Тем временем он прикидывает (после одного или двух дней голодовки), что мог бы, не убивая ее, по крайней мере съесть какую-то часть ее тела: ну например, оторвать несколько пальцев или ухо. Тому, кто захочет воспроизвести в уме этот эпизод, следует не забывать, что этим двоим приходится отправлять естественные нужды, так что место действия становится все более грязным, вонючим и отвратительным.
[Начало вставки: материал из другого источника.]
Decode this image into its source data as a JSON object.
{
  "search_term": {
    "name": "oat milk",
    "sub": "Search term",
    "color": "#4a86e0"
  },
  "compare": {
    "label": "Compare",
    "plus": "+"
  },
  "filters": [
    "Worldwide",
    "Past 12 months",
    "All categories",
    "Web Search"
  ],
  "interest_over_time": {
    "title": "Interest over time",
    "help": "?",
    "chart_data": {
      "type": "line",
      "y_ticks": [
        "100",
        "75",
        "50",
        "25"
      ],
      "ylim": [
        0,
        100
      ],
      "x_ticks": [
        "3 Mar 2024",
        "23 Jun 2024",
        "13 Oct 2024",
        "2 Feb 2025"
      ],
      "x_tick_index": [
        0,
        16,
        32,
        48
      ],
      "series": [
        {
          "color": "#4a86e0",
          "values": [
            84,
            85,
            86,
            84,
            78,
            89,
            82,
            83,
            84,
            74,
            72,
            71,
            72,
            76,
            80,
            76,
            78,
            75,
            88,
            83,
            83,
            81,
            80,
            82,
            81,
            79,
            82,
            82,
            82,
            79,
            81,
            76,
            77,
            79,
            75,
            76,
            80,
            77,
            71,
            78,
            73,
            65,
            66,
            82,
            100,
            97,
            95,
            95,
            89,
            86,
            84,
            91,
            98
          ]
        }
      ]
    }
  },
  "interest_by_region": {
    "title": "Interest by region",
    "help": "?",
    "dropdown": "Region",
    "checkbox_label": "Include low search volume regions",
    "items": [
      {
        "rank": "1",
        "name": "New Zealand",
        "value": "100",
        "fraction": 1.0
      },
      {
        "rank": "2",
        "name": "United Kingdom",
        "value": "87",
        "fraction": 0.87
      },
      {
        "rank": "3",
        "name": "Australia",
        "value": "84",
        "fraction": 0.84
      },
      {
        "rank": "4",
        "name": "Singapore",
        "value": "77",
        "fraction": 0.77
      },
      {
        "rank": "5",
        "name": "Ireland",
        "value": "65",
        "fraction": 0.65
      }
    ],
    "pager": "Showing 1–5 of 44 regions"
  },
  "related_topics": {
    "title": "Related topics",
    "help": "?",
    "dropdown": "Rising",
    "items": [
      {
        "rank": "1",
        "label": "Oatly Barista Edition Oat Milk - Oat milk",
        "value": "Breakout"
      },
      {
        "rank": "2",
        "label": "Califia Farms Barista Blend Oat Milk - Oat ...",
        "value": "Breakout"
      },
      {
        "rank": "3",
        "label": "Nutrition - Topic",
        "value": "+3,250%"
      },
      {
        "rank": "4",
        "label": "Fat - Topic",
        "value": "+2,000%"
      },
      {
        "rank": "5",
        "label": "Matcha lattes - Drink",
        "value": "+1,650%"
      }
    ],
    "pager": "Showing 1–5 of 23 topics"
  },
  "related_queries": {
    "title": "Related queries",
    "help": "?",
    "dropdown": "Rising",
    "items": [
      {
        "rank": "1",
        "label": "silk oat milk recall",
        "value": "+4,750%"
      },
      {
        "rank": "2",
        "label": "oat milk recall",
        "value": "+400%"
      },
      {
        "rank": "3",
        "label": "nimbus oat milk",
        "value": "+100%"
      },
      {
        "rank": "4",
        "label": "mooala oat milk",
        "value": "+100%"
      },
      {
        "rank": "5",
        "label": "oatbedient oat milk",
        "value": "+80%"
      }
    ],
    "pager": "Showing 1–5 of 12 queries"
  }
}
И от жажды и голода никуда не денешься. Жажду можно утолить мочой, которую они будут собирать в пригоршни и пить, – это известно и проверено. Ну а голод? Также проверено, что никто не питается собственным телом, если поблизости есть другой человек. Помните графа Уголино Граф Уголино – реальное историческое лицо, чья смерть описана в «Божественной комедии» Данте («Ад», XXXIII); Уголино с двумя сыновьями и двумя внуками был заживо замурован в башне, и когда начались муки голода, сыновья попросили графа съесть их. – Прим. перев.

в темнице с его сыновьями? В общем, вероятно – да что я говорю! – несомненно, что дня через четыре, а то и меньше заточения в зловонном, страшном закутке, при взаимных все более яростных упреках, более сильный съест более слабого. В данном случае швейцар съест служанку: может, начнет по кусочку – сперва пальцы, потом, оглушив ее ударом по голове или о стенку лифта, продолжит, пока не съест всю.
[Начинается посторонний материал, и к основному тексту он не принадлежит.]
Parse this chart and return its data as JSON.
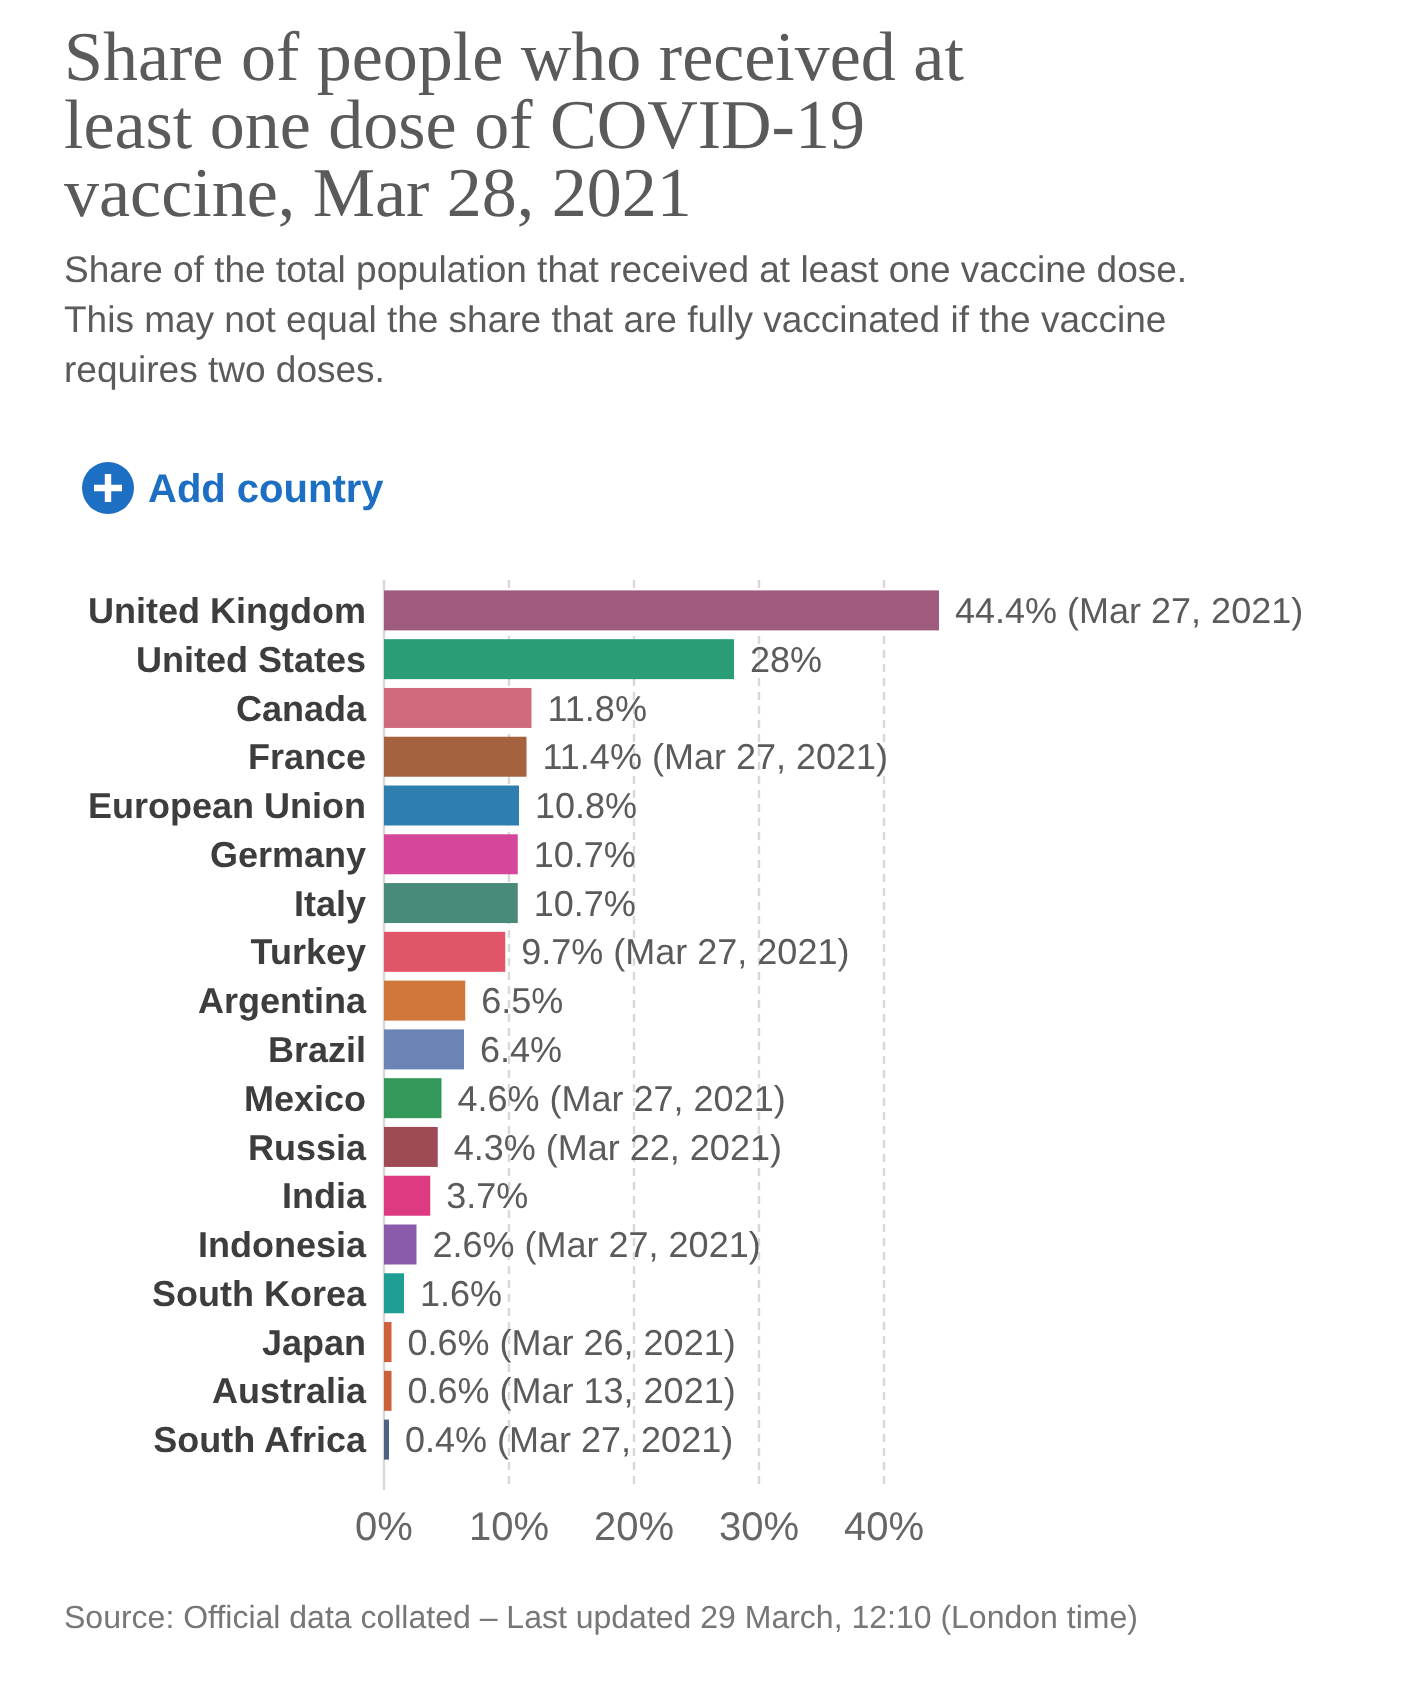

Две детали подтверждают мою реконструкцию: ее одежда, разорванная в клочья, валялась на полу среди нечистот, равно как и ее кости, словно их швырял по одной швейцар-людоед. Между тем его труп, частично сгнивший, с обнажившимися костями, лежал рядом, и скелет был цел.
Поддаваясь отчаянию, я пошел дальше и вообразил, что, быть может, моя участь была решена еще в момент встречи со слепым продавцом пластинок и что более трех лет я полагал, что выслеживаю слепых, когда на самом-то деле это они за мной следили. Вообразил, что это последнее изыскание, доведенное мною до конца, не было моей инициативой, плодом моей пресловутой свободной воли, но было предопределено, и мне было предназначено идти по следу людей из Секты и тем самым гнаться за своей смертью или за чем-то еще худшим, нежели смерть. И впрямь, что я знал о том, что меня Ждет? И не был ли недавний мой кошмар неким предупреждением? Не вырвут ли мне глаза? Не были ли те огромные птицы символом жестокой и умелой операции, которой меня подвергнут?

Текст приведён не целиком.